In a unanimous decision on May 26, 2016, in Lewis v. Epic Systems Corporation, the United States Court of Appeals for the Seventh Circuit invalidated an individual arbitration agreement waiving class and/or collective actions and held that if such agreements are required by the employer as a condition of continued employment, then they necessarily interfere with employees’ exercise of their Section 7 rights under the National Labor Relations Act to engage in protected concerted activity, irrespective of whether the employees are represented by a union. The Seventh Circuit’s holding directly conflicts with the rulings of the Fifth, Eighth, and Eleventh Circuits on this issue, potentially setting up review by the United States Supreme Court.
It is common today for employers to enter into individual arbitration agreements with their employees that require the company and the employee to arbitrate wage and hour (and other employment) claims rather than litigate those claims in court. The agreements also commonly prohibit employees from bringing those claims, even in arbitration, on a class or collective – rather than individual – basis. Although the Lewis decision does not invalidate all individual arbitration agreements in the employment context, the decision applies to employers within the 7th Circuit’s jurisdiction and that have made entering into such agreements a condition of continued employment.

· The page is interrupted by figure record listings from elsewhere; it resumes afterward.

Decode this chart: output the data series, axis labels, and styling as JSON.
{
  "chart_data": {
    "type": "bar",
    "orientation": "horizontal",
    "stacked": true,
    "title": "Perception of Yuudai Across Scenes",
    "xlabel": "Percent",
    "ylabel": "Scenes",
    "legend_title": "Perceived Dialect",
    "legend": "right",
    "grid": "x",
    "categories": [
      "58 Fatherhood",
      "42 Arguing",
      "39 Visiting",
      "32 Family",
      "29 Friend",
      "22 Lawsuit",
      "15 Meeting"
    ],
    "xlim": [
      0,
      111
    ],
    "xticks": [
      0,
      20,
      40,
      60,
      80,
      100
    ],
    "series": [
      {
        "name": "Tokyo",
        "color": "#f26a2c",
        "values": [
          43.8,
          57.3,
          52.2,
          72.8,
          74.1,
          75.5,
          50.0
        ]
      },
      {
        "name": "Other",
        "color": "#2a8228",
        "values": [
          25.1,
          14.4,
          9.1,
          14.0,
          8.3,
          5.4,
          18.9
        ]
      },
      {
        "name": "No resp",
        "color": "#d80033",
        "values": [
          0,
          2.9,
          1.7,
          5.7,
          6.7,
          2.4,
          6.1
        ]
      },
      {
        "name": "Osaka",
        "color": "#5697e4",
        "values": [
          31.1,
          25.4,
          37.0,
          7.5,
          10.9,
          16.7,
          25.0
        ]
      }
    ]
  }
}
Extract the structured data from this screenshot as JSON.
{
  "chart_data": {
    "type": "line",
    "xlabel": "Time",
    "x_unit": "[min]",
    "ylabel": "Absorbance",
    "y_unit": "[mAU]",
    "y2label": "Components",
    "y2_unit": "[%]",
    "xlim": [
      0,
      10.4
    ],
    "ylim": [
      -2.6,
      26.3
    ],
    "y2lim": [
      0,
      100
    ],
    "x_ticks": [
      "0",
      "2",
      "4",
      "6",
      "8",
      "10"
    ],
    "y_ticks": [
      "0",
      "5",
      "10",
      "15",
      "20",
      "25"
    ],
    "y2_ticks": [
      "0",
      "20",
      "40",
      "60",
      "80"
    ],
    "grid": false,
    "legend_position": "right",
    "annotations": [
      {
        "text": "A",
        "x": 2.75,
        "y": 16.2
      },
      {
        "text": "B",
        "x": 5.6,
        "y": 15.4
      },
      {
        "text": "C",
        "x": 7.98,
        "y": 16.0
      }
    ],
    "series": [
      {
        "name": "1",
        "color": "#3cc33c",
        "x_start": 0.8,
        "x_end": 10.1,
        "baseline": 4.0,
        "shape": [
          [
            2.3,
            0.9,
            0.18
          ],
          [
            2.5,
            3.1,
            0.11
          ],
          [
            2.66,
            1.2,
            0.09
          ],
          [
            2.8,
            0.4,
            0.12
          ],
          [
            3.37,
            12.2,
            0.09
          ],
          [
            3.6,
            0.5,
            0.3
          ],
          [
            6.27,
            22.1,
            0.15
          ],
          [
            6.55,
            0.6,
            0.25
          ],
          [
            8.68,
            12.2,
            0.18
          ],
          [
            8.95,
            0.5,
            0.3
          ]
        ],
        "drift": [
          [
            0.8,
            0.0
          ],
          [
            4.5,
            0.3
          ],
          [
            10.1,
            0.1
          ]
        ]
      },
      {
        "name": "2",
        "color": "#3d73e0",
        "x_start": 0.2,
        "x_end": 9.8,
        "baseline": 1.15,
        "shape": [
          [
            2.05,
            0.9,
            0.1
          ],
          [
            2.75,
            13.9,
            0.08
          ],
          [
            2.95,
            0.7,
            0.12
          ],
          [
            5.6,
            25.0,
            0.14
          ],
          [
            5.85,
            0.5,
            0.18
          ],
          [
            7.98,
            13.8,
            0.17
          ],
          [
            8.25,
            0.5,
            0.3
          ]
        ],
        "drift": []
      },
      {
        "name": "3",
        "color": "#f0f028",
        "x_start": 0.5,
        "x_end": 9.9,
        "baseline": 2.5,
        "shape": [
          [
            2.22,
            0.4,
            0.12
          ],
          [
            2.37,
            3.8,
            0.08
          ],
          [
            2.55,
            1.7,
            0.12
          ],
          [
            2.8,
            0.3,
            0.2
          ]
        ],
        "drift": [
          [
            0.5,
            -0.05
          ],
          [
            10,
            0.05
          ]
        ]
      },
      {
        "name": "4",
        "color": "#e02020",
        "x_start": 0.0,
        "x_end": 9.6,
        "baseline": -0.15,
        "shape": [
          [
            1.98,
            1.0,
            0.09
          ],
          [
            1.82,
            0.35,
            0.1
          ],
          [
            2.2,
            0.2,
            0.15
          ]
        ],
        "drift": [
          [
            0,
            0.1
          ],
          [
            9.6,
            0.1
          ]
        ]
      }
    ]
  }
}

Individual arbitration agreements can be valuable to an employer in that they discourage the filing of class and collective actions. In such actions, plaintiffs’ attorneys sometimes demand inflated and unsupportable damages on behalf of employees and former employees who have no intention of suing their employer. Those employers who have adopted individual arbitration agreements should understand that they may not be enforced in the 7th Circuit if they are conditioned on continued employment. For the past few years, the NLRB has invalidated individual arbitration agreements on the same rationale of the Seventh Circuit, although those rulings are not binding to other employers, and one such ruling was reversed by the Fifth Circuit. Given that other Circuits have disagreed with the Seventh Circuit and have affirmed individual arbitration agreements, the Supreme Court is likely to take up the issue in the 2016-2017 term. The ultimate resolution of the issue may hinge upon who fills the seat of the late Justice Scalia.